OOXML est le format proposé par Microsoft, basé sur le XML, pour la création et l'édition de documents bureautiques (traitements de texte, tableurs, feuillets de présentation…).

Or, il existe déjà un format basé sur la même technologie (qui plus est, un standard) et effectuant le même travail : l'ODF, implémenté par des suites bureautiques comme OpenOffice et adopté par des institutions comme la Gendarmerie Nationale et l'OTAN, et même par des pays pour leurs administrations, comme la Belgique, où l'ODF est devenu un format obligatoire depuis le mois dernier à la suite d'une décision du Conseil des ministres belge du 23 juin 2006. Par conséquent, le format pseudo-standard de Microsoft est inutile, trop de standards pouvant tuer le standard.

De plus, le format ouvert ODF a un avantage face à OOXML du point de vue du code XML généré. Prenons l'exemple d'un document de traitement de texte comportant le contenu suivant :

Ceci est un paragraphe avec un mot en gras, un autre en italique et un lien.

Le format ODT (la version traitement de texte de l'ODF), pour produire cette phrase, génère un code comme le suivant :

<text:p text:style-name="Standard">
  Ceci est un paragraphe avec un mot en
  <text:span text:style-name="T1">gras</text:span>
  , un autre en
  <text:span text:style-name="T3">italique</text:span>
  et un
  <text:a xlink:type="simple" xlink:href="/">
    <text:span text:style-name="T5">lien</text:span>
  </text:a>
  .
</text:p>

OOXML, de son côté, produira un document en .docx avec un code source semblable au suivant :

<w:p>
  <w:r>
    <w:t>Ceci est un paragraphe avec un mot en</w:t>
  </w:r>
  <w:r>
    <w:rPr>
      <w:b/>
    </w:rPr>
    <w:t>gras</w:t>
  </w:r>
  <w:r>
    <w:t>, un autre en </w:t>
  </w:r>
  <w:r>
    <w:rPr>
      <w:i/>
    </w:rPr>
    <w:t>italique</w:t>
  </w:r>
  <w:r>
    <w:t>et un </w:t>
  </w:r>
  <w:hyperlink r:id="rld4" w:history="1">
    <w:r>
      <w:rPr>
        <w:rStyle w:val="Lien"/>
      </w:rPr>
      <w:t>lien</w:t>
    </w:r>
  </w:hyperlink>
  <w:r>
    <w:t>.</w:t>
  </w:r>
</w:p>

Pour afficher un même texte, OOXML pond trois fois plus de code que son concurrent ouvert ; autrement dit, comme l'a si bien écrit Boileau : Qui ne sait se borner ne sut jamais écrire. ;) De plus, à part une ou deux exceptions, OOXML emploie des éléments dont le nommage est quasi ésotérique, tandis que les éléments et attributs de l'ODF ont des noms plus intuitifs pour quiconque connaît un peu l'anglais : text:p pour du texte contenu dans un paragraphe.

À cela s'ajoute une tracasserie pour les utilisateurs de Microsoft Office : la version d'OOXML actuellement implémentée dans Office 2007 ne correspond pas à l'OOXML « standardisé » par l'ISO, ce qui signifie d'éventuels problèmes de compatibilité, voire de pérennité des documents OOXML créés actuellement avec Office 2007 ; en effet, le jour où une prochaine version de Microsoft Office sortira, qui implémentera l'OOXML version ISO, une migration s'imposera aux utilisateurs de Microsoft Office, comme le remarque Louis Naugès.

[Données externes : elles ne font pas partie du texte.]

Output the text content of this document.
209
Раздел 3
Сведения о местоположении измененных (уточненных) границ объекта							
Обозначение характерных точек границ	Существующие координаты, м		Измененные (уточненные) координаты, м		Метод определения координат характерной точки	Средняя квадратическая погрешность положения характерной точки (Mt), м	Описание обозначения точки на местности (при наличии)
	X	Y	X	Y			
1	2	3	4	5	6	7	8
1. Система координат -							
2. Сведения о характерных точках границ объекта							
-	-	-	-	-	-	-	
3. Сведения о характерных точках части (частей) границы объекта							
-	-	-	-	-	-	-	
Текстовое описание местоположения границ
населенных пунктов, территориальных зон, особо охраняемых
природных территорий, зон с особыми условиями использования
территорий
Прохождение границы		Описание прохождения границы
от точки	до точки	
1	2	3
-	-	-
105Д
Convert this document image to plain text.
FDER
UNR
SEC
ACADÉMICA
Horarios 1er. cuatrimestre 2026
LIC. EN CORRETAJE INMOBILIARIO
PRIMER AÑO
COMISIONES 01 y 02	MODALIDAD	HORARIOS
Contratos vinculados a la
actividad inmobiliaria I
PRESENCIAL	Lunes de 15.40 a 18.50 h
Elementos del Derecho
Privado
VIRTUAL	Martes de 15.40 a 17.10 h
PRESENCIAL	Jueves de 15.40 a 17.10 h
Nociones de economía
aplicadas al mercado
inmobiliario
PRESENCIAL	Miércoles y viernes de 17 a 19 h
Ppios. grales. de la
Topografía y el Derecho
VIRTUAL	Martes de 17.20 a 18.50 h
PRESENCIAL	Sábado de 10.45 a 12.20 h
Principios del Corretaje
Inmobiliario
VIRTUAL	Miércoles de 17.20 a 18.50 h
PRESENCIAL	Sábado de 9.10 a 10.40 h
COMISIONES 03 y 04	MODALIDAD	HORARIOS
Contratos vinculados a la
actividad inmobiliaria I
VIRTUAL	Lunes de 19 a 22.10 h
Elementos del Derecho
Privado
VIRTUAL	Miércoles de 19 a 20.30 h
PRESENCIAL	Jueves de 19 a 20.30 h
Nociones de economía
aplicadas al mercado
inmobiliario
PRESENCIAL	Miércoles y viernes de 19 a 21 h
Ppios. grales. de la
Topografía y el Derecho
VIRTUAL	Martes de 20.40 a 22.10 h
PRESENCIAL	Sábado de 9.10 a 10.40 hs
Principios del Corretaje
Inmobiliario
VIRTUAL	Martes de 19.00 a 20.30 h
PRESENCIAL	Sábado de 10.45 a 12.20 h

Bien entendu, cette tracasserie n'a pas lieu d'être quand on utilise un format standard véritablement ouvert et soucieux de l'interopérabilité entre logiciels et de la pérennité des documents produits avec ledit format.

Voilà des raisons de découvrir des suites bureautiques alternatives à Microsoft Office permettant d'utiliser des formats de documents standard et ouverts pour produire des documents qui seront lus aussi bien par OpenOffice que par Google Docs ou KOffice. D'ailleurs, si l'on choisit d'adopter OpenOffice, par exemple, on se rendra très vite compte qu'on peut s'y mettre à jour beaucoup plus facilement, puisqu'OpenOffice est gratuit et est disponible sous une licence libre qui n'oblige pas à dépenser plusieurs centaines d'euros (surtout quand on n'est ni étudiant ni enseignant) pour disposer de la toute dernière version du logiciel. En ces temps où l'on se plaint de la baisse du pouvoir d'achat (même s'il est vrai qu'on ne s'équipe pas de logiciels de bureautique aussi fréquemment qu'on fait ses courses au marché), c'est un argument de plus pour s'ouvrir l'horizon des logiciels. ;)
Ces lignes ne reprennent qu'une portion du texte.